Avec Febecoop, elles ont élaboré le projet ForceCoop dont la première phase s’est virtuellement terminée lors d’une réunion du 23 mai dernier. Aujourd’hui, sur base de cette analyse des forces et faiblesses, et des besoins, ForceCoop estime nécessaire de lancer la deuxième phase qui vient de se terminer en Flandre. La convention qui permettra de subventionner cette deuxième phase est en cours de négociation auprès de l’administration de l’Economie sociale.

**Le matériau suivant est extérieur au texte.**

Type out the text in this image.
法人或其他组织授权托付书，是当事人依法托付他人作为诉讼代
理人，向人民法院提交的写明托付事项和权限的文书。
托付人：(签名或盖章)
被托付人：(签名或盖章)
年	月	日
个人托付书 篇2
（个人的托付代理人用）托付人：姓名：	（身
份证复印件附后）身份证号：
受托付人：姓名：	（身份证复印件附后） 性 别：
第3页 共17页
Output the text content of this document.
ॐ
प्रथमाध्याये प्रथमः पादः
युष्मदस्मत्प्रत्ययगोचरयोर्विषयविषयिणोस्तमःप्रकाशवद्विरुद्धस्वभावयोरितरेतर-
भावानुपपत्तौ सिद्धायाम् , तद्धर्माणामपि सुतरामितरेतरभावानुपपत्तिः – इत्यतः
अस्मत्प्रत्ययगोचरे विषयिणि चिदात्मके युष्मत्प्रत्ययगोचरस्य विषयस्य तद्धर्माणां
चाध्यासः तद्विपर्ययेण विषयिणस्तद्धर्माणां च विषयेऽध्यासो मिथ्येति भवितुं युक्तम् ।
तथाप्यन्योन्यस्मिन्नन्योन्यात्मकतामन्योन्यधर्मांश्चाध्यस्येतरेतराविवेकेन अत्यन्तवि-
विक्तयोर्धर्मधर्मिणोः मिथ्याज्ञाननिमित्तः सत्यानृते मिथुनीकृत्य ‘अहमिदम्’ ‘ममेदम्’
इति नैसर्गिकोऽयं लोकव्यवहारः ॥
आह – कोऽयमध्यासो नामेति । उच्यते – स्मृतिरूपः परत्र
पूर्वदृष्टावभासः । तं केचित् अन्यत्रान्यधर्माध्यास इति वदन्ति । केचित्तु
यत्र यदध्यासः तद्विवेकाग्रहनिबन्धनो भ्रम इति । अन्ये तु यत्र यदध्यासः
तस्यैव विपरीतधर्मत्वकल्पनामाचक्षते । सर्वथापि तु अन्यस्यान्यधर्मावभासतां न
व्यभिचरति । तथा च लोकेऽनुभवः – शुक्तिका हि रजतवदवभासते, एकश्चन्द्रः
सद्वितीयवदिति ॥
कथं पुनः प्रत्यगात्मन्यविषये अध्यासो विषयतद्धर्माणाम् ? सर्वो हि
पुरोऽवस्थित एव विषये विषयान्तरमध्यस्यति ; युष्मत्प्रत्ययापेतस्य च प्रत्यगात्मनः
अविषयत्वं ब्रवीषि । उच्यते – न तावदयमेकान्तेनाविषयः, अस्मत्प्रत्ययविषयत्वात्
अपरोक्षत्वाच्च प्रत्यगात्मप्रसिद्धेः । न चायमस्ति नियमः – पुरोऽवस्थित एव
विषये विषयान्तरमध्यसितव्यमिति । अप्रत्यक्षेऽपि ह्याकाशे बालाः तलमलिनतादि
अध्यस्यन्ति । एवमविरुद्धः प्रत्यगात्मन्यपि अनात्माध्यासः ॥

Cette deuxième phase permettra à ForceCoop de proposer des formations aux coopératives. Cinq thématiques ont été identifiées : gestion participative, participation financière des travailleurs, actionnariat, composition du Conseil d’administration et reconnaissance des sociétés coopératives. Pourquoi ces thématiques ? « Parce que toutes les coopératives n’en sont pas au même point dans ces domaines et que les bonnes pratiques ont tout intérêt à être diffusées », explique Virgine Bartholomé, conseillère économique de Febecoop qui précise que « ces formations toucheront un plus grand nombre de coopératives que les neuf de la première phase ».
A cet axe des formations s’ajoute un deuxième volet qui permettra de donner quelques journées de conseils à des coopératives sélectionnées. Ces journées de conseil seront données par les conseillers économique et juridique des agences conseil de Febecoop.